Let’s talk about family values. We all have them and most of us kind of know what they are (at least in theory). We kind of have sense of what we believe in and the kind of people we’d like our kids to be.
Family values can be defined as what you stand for, what you believe in, qualities you like about yourself and qualities you strive for. It’s those values you consciously or unconsciously parent around, even if you have never put them on paper or verbalized them formally.
I want to share 3 reasons I believe, as a Parent Coach, every family would benefit from taking the time to map out their family values, introduce them to your children, tape them to your fridge and talk about them often.
1. When we know our family values, we can hold ourselves, our children, accountable. We can guide the family. When we communicate the values to our kids, they can understand the WHY. They feel connected! They feel included! They have pieces to the puzzle! And when we embrace the values, we are walking our talk.
Let’s look at some examples of family values:
My family’s values are few but we hold them near and dear. They are:
We tell the truth.
Our body is our temple.
We show up and do our best.
We treat everyone with a basic level of kindness.
Our tribe brings out the best in us or they are not our tribe.
Examples of family values from other families are:
We are critical thinkers and challenge what we don’t like, understand or agree with.
We value sleep, down time and family time (cell phones put away at 8pm in a bowl downstairs).
We value family and family time together.
We keep our hands to ourselves always.
We respect each other.
We show our immediate family love thru respect.
We nourish our body with healthy foods.
We give back.
We do for others.
By declaring your family values, you set the tone in your household for what is expected and how each family member should behave.
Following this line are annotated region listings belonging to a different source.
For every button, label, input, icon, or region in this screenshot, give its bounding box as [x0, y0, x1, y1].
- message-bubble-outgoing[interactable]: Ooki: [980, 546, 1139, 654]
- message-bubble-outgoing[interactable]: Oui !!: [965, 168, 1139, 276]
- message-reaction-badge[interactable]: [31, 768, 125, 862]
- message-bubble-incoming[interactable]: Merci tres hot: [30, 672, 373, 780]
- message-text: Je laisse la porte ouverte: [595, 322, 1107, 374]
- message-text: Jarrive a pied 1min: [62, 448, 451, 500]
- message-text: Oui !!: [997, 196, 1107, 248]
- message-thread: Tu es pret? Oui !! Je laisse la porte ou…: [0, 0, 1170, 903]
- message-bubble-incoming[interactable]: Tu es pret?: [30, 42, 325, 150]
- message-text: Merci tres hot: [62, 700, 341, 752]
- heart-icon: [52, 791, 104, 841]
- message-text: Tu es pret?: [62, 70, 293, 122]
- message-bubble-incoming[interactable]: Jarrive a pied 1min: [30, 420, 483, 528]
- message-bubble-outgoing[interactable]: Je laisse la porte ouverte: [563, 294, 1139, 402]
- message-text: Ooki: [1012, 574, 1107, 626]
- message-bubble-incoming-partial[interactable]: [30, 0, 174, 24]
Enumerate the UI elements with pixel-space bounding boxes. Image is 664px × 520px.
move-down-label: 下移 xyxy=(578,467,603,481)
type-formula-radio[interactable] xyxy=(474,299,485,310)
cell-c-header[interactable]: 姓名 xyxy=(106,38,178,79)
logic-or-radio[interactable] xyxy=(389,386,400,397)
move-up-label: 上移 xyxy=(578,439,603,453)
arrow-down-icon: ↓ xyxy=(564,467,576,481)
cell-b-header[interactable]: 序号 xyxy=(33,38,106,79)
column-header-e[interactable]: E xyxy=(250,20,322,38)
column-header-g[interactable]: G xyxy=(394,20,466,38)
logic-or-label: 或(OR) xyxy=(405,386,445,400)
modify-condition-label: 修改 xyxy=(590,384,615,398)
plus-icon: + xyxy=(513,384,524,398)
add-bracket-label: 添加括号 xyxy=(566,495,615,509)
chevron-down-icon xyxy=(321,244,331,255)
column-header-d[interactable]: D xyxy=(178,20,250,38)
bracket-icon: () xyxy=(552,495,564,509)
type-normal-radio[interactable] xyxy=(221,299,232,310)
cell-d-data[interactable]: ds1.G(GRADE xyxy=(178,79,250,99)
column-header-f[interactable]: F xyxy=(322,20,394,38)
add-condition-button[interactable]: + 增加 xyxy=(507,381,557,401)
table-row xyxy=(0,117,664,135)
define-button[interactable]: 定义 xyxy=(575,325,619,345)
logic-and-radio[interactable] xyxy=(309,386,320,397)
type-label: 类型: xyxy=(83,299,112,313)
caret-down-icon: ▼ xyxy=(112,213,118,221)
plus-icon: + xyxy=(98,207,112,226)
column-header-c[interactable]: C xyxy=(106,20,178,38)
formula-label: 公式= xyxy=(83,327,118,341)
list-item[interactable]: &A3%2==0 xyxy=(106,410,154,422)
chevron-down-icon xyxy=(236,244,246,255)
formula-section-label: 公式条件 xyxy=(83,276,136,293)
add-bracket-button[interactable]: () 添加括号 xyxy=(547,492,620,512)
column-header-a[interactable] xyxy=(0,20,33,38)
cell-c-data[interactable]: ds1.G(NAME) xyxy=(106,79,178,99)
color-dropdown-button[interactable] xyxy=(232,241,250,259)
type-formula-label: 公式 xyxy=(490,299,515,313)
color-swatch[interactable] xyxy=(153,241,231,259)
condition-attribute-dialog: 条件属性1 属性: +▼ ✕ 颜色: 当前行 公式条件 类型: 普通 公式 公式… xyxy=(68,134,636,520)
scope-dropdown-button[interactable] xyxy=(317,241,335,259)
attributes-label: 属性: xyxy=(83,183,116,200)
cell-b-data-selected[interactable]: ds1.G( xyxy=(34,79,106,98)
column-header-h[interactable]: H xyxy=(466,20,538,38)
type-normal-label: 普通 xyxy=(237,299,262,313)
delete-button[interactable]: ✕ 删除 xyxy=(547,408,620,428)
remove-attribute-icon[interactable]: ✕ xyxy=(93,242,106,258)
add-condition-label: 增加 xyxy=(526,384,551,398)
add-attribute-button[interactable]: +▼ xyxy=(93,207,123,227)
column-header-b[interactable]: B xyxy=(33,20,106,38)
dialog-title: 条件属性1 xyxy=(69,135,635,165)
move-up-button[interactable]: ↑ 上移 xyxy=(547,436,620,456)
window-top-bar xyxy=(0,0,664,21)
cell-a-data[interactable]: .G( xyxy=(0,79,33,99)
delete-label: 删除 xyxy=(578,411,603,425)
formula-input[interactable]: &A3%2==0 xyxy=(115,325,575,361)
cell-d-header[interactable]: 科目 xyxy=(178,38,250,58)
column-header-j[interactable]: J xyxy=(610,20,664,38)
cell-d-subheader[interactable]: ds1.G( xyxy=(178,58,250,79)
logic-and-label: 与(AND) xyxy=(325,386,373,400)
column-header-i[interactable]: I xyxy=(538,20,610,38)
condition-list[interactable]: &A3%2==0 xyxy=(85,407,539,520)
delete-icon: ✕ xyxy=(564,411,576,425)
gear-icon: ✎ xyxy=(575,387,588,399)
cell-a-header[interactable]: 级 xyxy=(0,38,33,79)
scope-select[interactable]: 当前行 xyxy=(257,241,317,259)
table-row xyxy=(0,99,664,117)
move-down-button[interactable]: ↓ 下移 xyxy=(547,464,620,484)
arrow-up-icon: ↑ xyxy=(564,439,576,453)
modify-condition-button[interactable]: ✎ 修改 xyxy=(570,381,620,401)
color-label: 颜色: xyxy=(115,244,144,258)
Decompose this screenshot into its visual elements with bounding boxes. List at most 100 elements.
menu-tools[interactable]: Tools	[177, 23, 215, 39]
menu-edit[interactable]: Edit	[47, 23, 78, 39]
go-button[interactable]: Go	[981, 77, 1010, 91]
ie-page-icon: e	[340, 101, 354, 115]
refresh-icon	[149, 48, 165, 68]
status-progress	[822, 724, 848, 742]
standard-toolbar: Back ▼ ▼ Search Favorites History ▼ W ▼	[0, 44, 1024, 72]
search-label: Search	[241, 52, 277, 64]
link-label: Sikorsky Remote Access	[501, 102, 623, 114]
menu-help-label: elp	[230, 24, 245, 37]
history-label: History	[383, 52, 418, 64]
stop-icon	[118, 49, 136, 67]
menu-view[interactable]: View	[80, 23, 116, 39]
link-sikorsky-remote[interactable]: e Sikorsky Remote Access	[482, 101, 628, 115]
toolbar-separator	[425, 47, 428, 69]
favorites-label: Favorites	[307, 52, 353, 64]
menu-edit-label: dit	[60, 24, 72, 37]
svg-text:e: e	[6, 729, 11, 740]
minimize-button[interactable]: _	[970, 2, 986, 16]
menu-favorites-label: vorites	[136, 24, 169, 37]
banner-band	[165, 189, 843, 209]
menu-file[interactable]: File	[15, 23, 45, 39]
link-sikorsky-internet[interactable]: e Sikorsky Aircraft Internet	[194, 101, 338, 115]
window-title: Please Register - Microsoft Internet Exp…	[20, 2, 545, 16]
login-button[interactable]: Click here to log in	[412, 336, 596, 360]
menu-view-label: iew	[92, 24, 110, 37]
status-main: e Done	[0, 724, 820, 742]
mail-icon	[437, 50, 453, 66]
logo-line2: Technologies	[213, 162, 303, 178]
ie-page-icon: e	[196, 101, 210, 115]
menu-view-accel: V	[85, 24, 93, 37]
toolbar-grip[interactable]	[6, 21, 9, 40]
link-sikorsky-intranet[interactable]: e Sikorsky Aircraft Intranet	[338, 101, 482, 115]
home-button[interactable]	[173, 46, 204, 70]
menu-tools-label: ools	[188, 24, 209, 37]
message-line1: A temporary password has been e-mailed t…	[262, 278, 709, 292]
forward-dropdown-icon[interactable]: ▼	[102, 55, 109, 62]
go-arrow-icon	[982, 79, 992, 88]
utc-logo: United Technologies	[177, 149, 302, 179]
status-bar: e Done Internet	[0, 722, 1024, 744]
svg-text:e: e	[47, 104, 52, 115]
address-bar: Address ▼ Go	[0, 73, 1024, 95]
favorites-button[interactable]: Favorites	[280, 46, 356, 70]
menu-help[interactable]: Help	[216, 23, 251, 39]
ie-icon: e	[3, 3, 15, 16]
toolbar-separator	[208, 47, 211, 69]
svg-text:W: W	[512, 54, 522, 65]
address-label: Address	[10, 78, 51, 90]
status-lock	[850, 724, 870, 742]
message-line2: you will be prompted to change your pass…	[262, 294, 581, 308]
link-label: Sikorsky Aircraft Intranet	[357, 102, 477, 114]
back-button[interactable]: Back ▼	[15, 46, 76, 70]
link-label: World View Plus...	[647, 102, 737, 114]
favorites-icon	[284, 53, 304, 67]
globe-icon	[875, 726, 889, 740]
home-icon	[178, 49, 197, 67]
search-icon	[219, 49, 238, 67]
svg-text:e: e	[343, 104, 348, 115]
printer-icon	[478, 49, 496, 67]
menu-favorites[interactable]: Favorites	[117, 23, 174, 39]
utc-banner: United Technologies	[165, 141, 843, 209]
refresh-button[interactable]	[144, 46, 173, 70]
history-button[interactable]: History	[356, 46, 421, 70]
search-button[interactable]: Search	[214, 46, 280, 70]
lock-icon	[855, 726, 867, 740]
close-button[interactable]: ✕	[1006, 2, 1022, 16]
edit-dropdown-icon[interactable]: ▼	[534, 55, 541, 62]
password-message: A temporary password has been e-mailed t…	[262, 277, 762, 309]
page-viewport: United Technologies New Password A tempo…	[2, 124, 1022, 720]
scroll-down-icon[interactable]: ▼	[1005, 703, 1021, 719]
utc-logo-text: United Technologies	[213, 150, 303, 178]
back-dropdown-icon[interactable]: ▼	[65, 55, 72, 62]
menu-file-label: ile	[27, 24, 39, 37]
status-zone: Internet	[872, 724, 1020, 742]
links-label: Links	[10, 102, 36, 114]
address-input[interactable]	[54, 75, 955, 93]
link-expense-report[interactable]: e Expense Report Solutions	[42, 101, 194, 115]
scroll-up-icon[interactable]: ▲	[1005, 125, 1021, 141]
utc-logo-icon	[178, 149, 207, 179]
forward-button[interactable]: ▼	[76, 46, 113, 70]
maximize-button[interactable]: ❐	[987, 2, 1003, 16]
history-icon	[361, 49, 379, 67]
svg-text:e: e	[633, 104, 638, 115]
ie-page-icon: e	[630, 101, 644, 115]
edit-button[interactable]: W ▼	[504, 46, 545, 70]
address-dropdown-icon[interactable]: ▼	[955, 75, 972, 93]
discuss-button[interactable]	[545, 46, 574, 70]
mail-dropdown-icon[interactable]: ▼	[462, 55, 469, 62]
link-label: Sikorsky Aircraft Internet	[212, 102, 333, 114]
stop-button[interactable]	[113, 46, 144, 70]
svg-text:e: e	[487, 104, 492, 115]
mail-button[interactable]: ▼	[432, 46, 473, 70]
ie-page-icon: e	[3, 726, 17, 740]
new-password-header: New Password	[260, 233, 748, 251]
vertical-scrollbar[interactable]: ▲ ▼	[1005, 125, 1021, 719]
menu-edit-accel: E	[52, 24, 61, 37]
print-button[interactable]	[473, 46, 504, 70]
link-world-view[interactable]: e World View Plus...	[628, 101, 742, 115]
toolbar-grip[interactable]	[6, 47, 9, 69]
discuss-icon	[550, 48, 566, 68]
2. When it comes to parenting with ease and consistency, it starts here with family values. Think of family values as proactively communicating your wisdom! Wisdom is best if it is shared. Your values are a big piece of the wisdom puzzle because they guide you as a person and a parent. If you are triggered by something, it can most likely be linked to a violation of your family values. You can use your family values to guide you in your decision-making. Family values can help you know what to say yes to what you can stand firm against. It can help you sort out
3. Family values turns on the internal compass within our kids. It allows them to parent themselves! It creates consistent behavior no matter the challenge or situation. When your kids see the bigger picture, and know their family’s values as they move thru their childhood, they can guide themselves. Decisions of what to do and deciphering from right from wrong (for your family) will be easier for them because they understand the bigger picture. For example, your family value might be we nourish our body with healthy food. You and your teenager have been talking about this since he was little. He goes out to a friend’s birthday party where there is tons of junk food and lots of candy. After enjoying a couple slices of pizza and a piece of cake, he then calls it a night, while many of the other kids pig out on unlimited junk food. Another example
, you talk a lot with your daughter about the value of resting the brain and uninterrupted sleep. She goes away to sleep away camp over the summer for 8 weeks. Most of her cabin mates sleep with their phones under their pillow and are woken up often with text messages, leaving them tired, cranky and fatigued. Your daughter puts her phone away each night and enjoys her restful sleep. She knows the value of sleep at her age and takes good care of her brain.
Defining your family values takes a bit of work but is so worth the effort!
Family values, when mapped out and communicated consistently over time, can have a positive impact on parents and kids. What are your family values and how can you start to use them to have positive, influential discussions with your children?